Immi, for instance, lives in an unnamed country that is controlled by “peacekeepers”. The details that emerge in the text, however, are so specific that it couldn’t be anywhere except occupied Palestine, and the story itself is immediately recognisable as Tamimi’s, who became an icon of Palestinian resistance when she was arrested, charged with assault and jailed.

Watching the events unfold in the two international stories creates a kind of weird ethical vortex. What does it mean to take a story of suffering and resistance and adapt it in a way that removes its specific context, while leaving the fictionalising so transparent that its origin remains immediately evident? These thoughts become very uncomfortable when you consider that footage of Tamimi defying an Israeli soldier has been recently doing the rounds on the internet, misidentified as a Ukrainian girl facing off against a Russian soldier.

The story of Darby is, by contrast, very specific and takes several steps away from its source material.
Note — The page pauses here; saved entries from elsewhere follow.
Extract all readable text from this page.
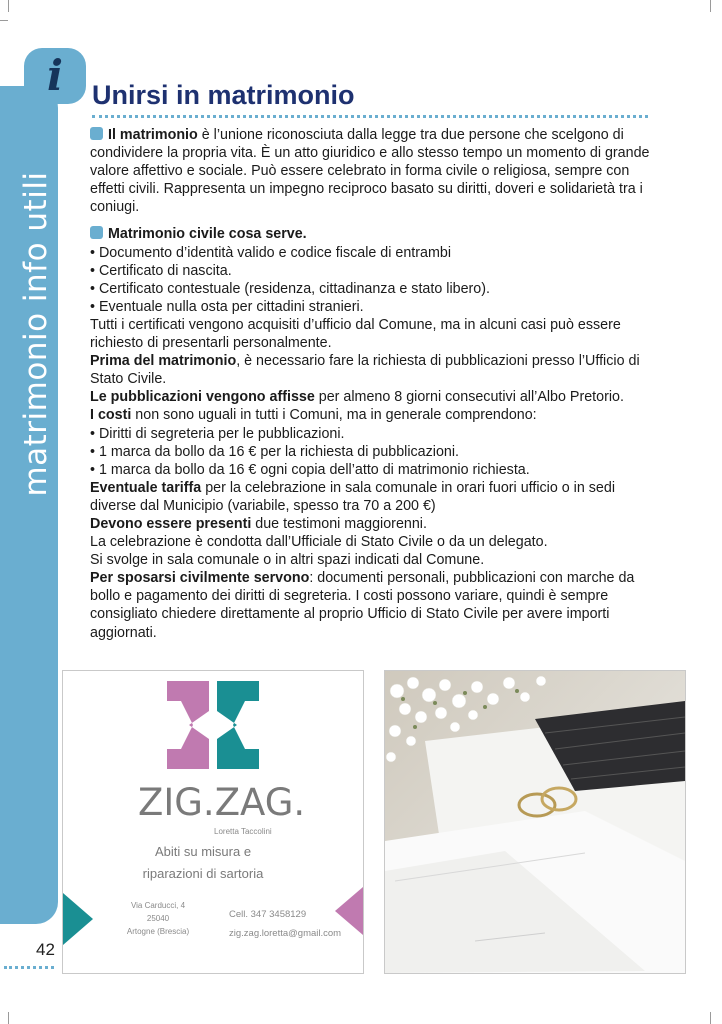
matrimonio info utili
i
42
Unirsi in matrimonio

Il matrimonio è l’unione riconosciuta dalla legge tra due persone che scelgono di condividere la propria vita. È un atto giuridico e allo stesso tempo un momento di grande valore affettivo e sociale. Può essere celebrato in forma civile o religiosa, sempre con effetti civili. Rappresenta un impegno reciproco basato su diritti, doveri e solidarietà tra i coniugi.

Matrimonio civile cosa serve.

• Documento d’identità valido e codice fiscale di entrambi

• Certificato di nascita.

• Certificato contestuale (residenza, cittadinanza e stato libero).

• Eventuale nulla osta per cittadini stranieri.

Tutti i certificati vengono acquisiti d’ufficio dal Comune, ma in alcuni casi può essere richiesto di presentarli personalmente.

Prima del matrimonio, è necessario fare la richiesta di pubblicazioni presso l’Ufficio di Stato Civile.

Le pubblicazioni vengono affisse per almeno 8 giorni consecutivi all’Albo Pretorio.

I costi non sono uguali in tutti i Comuni, ma in generale comprendono:

• Diritti di segreteria per le pubblicazioni.

• 1 marca da bollo da 16 € per la richiesta di pubblicazioni.

• 1 marca da bollo da 16 € ogni copia dell’atto di matrimonio richiesta.

Eventuale tariffa per la celebrazione in sala comunale in orari fuori ufficio o in sedi diverse dal Municipio (variabile, spesso tra 70 a 200 €)

Devono essere presenti due testimoni maggiorenni.

La celebrazione è condotta dall’Ufficiale di Stato Civile o da un delegato.

Si svolge in sala comunale o in altri spazi indicati dal Comune.

Per sposarsi civilmente servono: documenti personali, pubblicazioni con marche da bollo e pagamento dei diritti di segreteria. I costi possono variare, quindi è sempre consigliato chiedere direttamente al proprio Ufficio di Stato Civile per avere importi aggiornati.

ZIG.ZAG.
Loretta Taccolini
Abiti su misura e
riparazioni di sartoria
Via Carducci, 4
25040
Artogne (Brescia)
Cell. 347 3458129
zig.zag.loretta@gmail.com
The action takes place in the car park of a small-town Woolies somewhere in Australia. Rather than a couple attempting to break the world record for a kiss, Darby is having his first kiss with his crush, and the defiance occurs when a passing carload of homophobic louts throws a slushy drink at their heads, prompting an online call for people to form a circle around them to protect them.

It’s notable that the characterisation and dialogue in this storyline is more detailed, less tied to the iconic status of the event and, significantly, less earnest. In other words, Darby is the only character who becomes something more than just a symbol.

There’s nothing wrong with basing fictional dramas on real events. And writers, successfully and unsuccessfully, create works beyond their personal experiences – it’s part of the job’s remit. But doing so requires a tact, imaginative suppleness and, perhaps, a sense of risk that is often missing in SLAP. BANG. KISS.

Most of all, I wondered about the students for whom this play is written. It purportedly speaks to the radicality of today’s young people – the generation that is marching in the streets against the climate crisis, signing up in record numbers to vote in the next election and making their own media on TikTok. They’re well beyond the “you can do it, kids!” message of this play. A lot of them are already out there, doing it. 

SLAP. BANG. KISS. is playing at The Lawler, Southbank Theatre, until April 30 and tours May 3-10.